Date: Sat, 1 Sep 2001 19:58:33 GMT
Reply-To: Xlr82sas <xlr82sas@AOL.COM>
Sender: "SAS(r) Discussion" <SAS-L@LISTSERV.UGA.EDU>
From: Xlr82sas <xlr82sas@AOL.COM>
Organization: AOL http://www.aol.com
Subject: Re: Cooperative work on 2000 Census data
Thanks. I will order the SSU proceedings.
You might want to visit my site, members.aol.com/xlr82sas/utl.html. I posted
some code which defines column names and labels for the 39 segments used in the
detailed data. The code builds SAS tables automatically from the meta data.
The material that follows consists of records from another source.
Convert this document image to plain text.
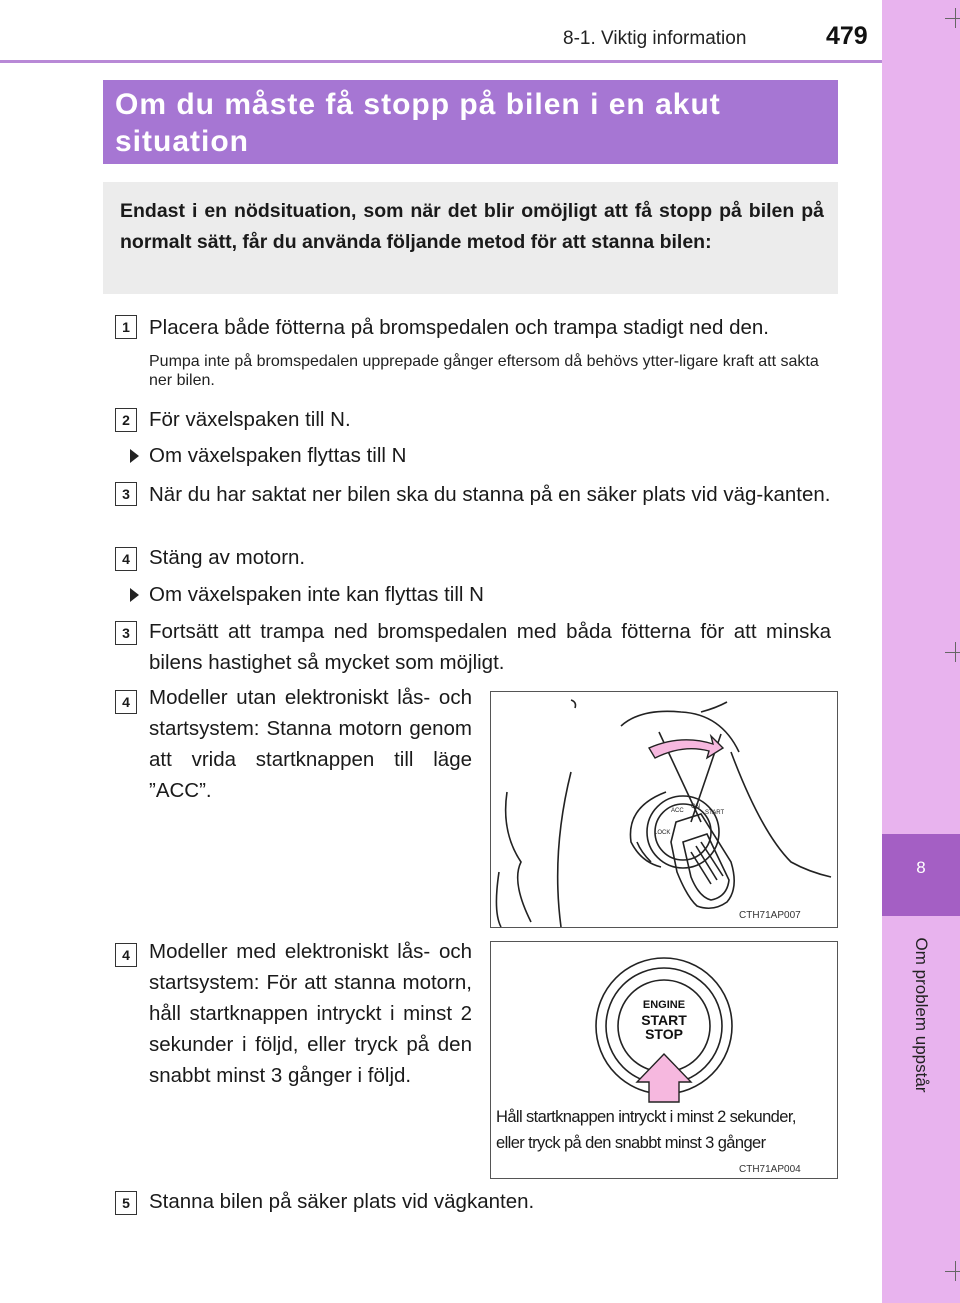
8-1. Viktig information	479
8
Om problem uppstår
Om du måste få stopp på bilen i en akut situation
Endast i en nödsituation, som när det blir omöjligt att få stopp på bilen på normalt sätt, får du använda följande metod för att stanna bilen:
1 Placera både fötterna på bromspedalen och trampa stadigt ned den.
Pumpa inte på bromspedalen upprepade gånger eftersom då behövs ytter-ligare kraft att sakta ner bilen.
2 För växelspaken till N.
Om växelspaken flyttas till N
3 När du har saktat ner bilen ska du stanna på en säker plats vid väg-kanten.
4 Stäng av motorn.
Om växelspaken inte kan flyttas till N
3 Fortsätt att trampa ned bromspedalen med båda fötterna för att minska bilens hastighet så mycket som möjligt.
4 Modeller utan elektroniskt lås- och startsystem: Stanna motorn genom att vrida startknappen till läge ”ACC”.
LOCK
ACC
ON
START
CTH71AP007
4 Modeller med elektroniskt lås- och startsystem: För att stanna motorn, håll startknappen intryckt i minst 2 sekunder i följd, eller tryck på den snabbt minst 3 gånger i följd.
ENGINE
START
STOP
Håll startknappen intryckt i minst 2 sekunder,
eller tryck på den snabbt minst 3 gånger
CTH71AP004
5 Stanna bilen på säker plats vid vägkanten.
I use the data for customer relationship modelling (CRM). We help companies
understand their customers. We also build predictive models for customer
I have added zip+4 and census 1990 geocodes to the ethnic redistricting Census
data. I have used these counts in several customer behavior models.
Census 2000 provided better predictors than the 1990 Census data, significantly
reducing the sum of squares error. (comparing the two models)
I am combining all states into one SAS table, the QC is very time consuming.
( This will reduce the 2080 (40x52 States) Census 2000 zip files into 40 SAS
tables - 50Gb total with compress=binary??)
I hope to end up with a simple star schema of about 6 tables. I expect to
drop about 2/3 of the columns and half the rows?? For instance: tree race
counts like Asian, African American and Alaskan Natives could be dropped since
the coverage is very low.
This may be of help, to all that are compiling the detailed data.
Any independent confirmation is welcome.
Segment One (52 States/Puerto Rico/DC) of the SF1 data has 9,541,315 records
This count should match the Geographic Headers and about 8 other segments
All other segments appear to contain 724,015 records.
For segment one.
I have record counts by state, in a SAS table.
I have Column max, mins and sums by state and overall, in a SAS table.
The data appears quite clean, so far.
Roger J DeAngelis
XLR82SAS@aol.com ( Accelerate to SAS )